Le chapitre XI de la seconde partie de Sylvie et Bruno, de Lewis Carroll, est intitulé "L'Homme dans la Lune". Il compte parmi ces textes étonnants non pas seulement par ce qui s'y dit, par les idées qui s'y trouvent ou le charme qui s'en dégage, mais par ce qui se joue entre tout ça, de façon sous-jacente ou quasi imperceptible, dans la cohabitation apparemment arbitraire des idées. Le choc est dans le lien qui se noue dans l'apparente absence de lien. C'est un procédé courant chez Lewis Carroll. Ou plutôt, beaucoup de la force de Lewis Carroll se trouve dans cette façon de faire surgir le feu de la rencontre d'idées apparemment sans suite.

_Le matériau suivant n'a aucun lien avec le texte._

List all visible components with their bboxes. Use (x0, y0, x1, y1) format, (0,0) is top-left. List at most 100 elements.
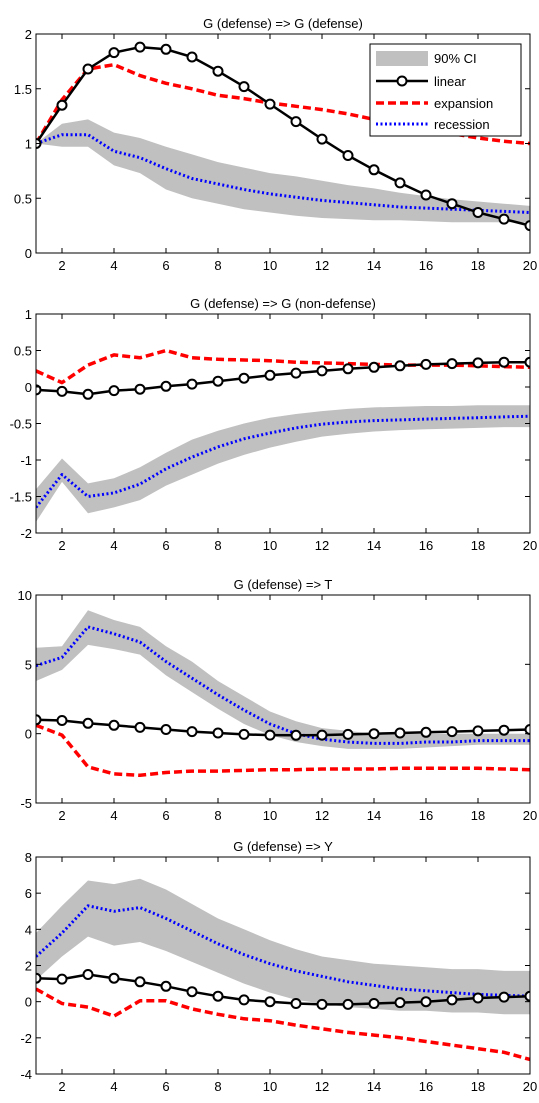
chart-title: G (defense) => Y (233, 839, 333, 854)
ci-band (36, 878, 530, 1015)
point-linear (264, 369, 276, 381)
point-linear (498, 213, 510, 225)
x-tick-label: 4 (110, 1079, 117, 1094)
x-tick-label: 14 (367, 808, 381, 823)
point-linear (82, 969, 94, 980)
legend-item-expansion: expansion (376, 96, 493, 111)
y-tick-label: -2 (20, 526, 32, 541)
x-tick-label: 14 (367, 538, 381, 553)
point-linear (472, 207, 484, 218)
plot-content (36, 878, 530, 1062)
point-linear (290, 998, 302, 1009)
ci-band (36, 119, 530, 223)
point-linear (108, 385, 120, 397)
point-linear (394, 997, 406, 1009)
x-tick-label: 12 (315, 808, 329, 823)
point-linear (420, 358, 432, 370)
x-tick-label: 2 (58, 258, 65, 273)
point-linear (420, 189, 432, 201)
point-linear (212, 375, 224, 387)
point-linear (524, 990, 530, 1002)
y-tick-label: 0 (25, 246, 32, 261)
x-tick-label: 8 (214, 538, 221, 553)
y-tick-label: -4 (20, 1067, 32, 1082)
point-linear (472, 357, 484, 369)
point-linear (160, 380, 172, 392)
x-tick-label: 16 (419, 538, 433, 553)
legend-label-recession: recession (434, 117, 490, 132)
legend-label-expansion: expansion (434, 96, 493, 111)
point-linear (212, 727, 224, 739)
point-linear (160, 724, 172, 735)
point-linear (186, 378, 198, 390)
y-tick-label: -0.5 (10, 417, 32, 432)
point-linear (108, 47, 120, 59)
legend-item-recession: recession (376, 117, 490, 132)
point-linear (82, 717, 94, 729)
y-tick-label: 1 (25, 137, 32, 152)
point-linear (264, 729, 276, 741)
point-linear (238, 372, 250, 384)
point-linear (446, 198, 458, 210)
y-tick-label: 8 (25, 850, 32, 865)
series-line-recession (36, 625, 530, 745)
point-linear (368, 164, 380, 176)
point-linear (186, 986, 198, 998)
x-tick-label: 6 (162, 258, 169, 273)
x-tick-label: 10 (263, 538, 277, 553)
x-tick-label: 4 (110, 538, 117, 553)
point-linear (420, 726, 432, 738)
point-linear (524, 356, 530, 368)
point-linear (186, 726, 198, 738)
point-linear (134, 976, 146, 988)
point-linear (108, 719, 120, 731)
point-linear (160, 980, 172, 992)
x-tick-label: 18 (471, 538, 485, 553)
y-tick-label: -1 (20, 453, 32, 468)
point-linear (238, 81, 250, 93)
y-tick-label: 0 (25, 727, 32, 742)
y-tick-label: 2 (25, 27, 32, 42)
chart-title: G (defense) => T (234, 577, 333, 592)
point-linear (238, 994, 250, 1006)
x-tick-label: 2 (58, 538, 65, 553)
legend-item-linear: linear (376, 74, 466, 89)
series-line-expansion (36, 987, 530, 1062)
x-tick-label: 4 (110, 808, 117, 823)
point-linear (212, 990, 224, 1002)
point-linear (498, 724, 510, 736)
x-tick-label: 18 (471, 1079, 485, 1094)
x-tick-label: 12 (315, 538, 329, 553)
x-tick-label: 8 (214, 258, 221, 273)
x-tick-label: 20 (523, 1079, 537, 1094)
point-linear (342, 363, 354, 375)
x-tick-label: 18 (471, 258, 485, 273)
point-linear (134, 721, 146, 733)
point-linear (316, 365, 328, 377)
legend-marker-linear (396, 75, 408, 87)
x-tick-label: 14 (367, 258, 381, 273)
legend-item-ci: 90% CI (376, 51, 477, 66)
panel-4: 2 4 6 8 10 12 14 16 18 20 -4 -2 0 2 4 6 8 G (defense) => … (20, 839, 537, 1094)
point-linear (160, 43, 172, 55)
x-tick-label: 16 (419, 808, 433, 823)
x-tick-label: 12 (315, 1079, 329, 1094)
point-linear (108, 972, 120, 984)
point-linear (238, 728, 250, 740)
point-linear (186, 51, 198, 63)
y-tick-label: 6 (25, 886, 32, 901)
series-line-expansion (36, 723, 530, 778)
chart-title: G (defense) => G (defense) (203, 16, 363, 31)
point-linear (368, 998, 380, 1009)
point-linear (472, 725, 484, 737)
x-tick-label: 18 (471, 808, 485, 823)
point-linear (316, 998, 328, 1010)
y-tick-label: 1 (25, 307, 32, 322)
point-linear (82, 63, 94, 75)
y-tick-label: -5 (20, 796, 32, 811)
y-tick-label: 0.5 (14, 191, 32, 206)
x-tick-label: 20 (523, 258, 537, 273)
point-linear (472, 992, 484, 1004)
y-tick-label: 5 (25, 657, 32, 672)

Sans suite n'est d'ailleurs pas l'expression juste, puisque justement suite il y a, ne serait-ce qu'au travers de ce qui peut apparaître comme une figure plastique, la figure du recouvrement, de la superposition d'un espace par dessus l'espace, comme une page recouvre une page.

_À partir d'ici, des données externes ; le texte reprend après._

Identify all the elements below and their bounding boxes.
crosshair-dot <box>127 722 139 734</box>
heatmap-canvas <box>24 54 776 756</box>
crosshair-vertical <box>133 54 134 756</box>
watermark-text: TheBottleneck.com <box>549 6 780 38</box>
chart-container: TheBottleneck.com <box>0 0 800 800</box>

Ici, tout tourne autour du personnage de Mein Herr, un très vieux monsieur barbu et chaussé de grosses lunettes, dont on ne sait pas exactement en quel sens il faut prendre l'assertion suivant laquelle il est dans ou de la Lune, en dehors de ses pompes ou extraterreste, et dont l'âge canonique est le départ d'une réjouissante démonstration par l'absurde. C'est à partir de cette dérive que s'engagent des échanges dont l'un des fils m'intéresse tout particulièrement. Il y est question de légèreté, de flottaison et de cartographie. Et bien sûr de tout le jeu de la surface et de la profondeur dont on puisse rêver. Il semble que ce soit la première fois que le thème de la carte à l'échelle 1/1 apparaît. Il aura une sacrée descendance.
"...
— Dans mon pays, dit Mein Herr, personne ne se noie.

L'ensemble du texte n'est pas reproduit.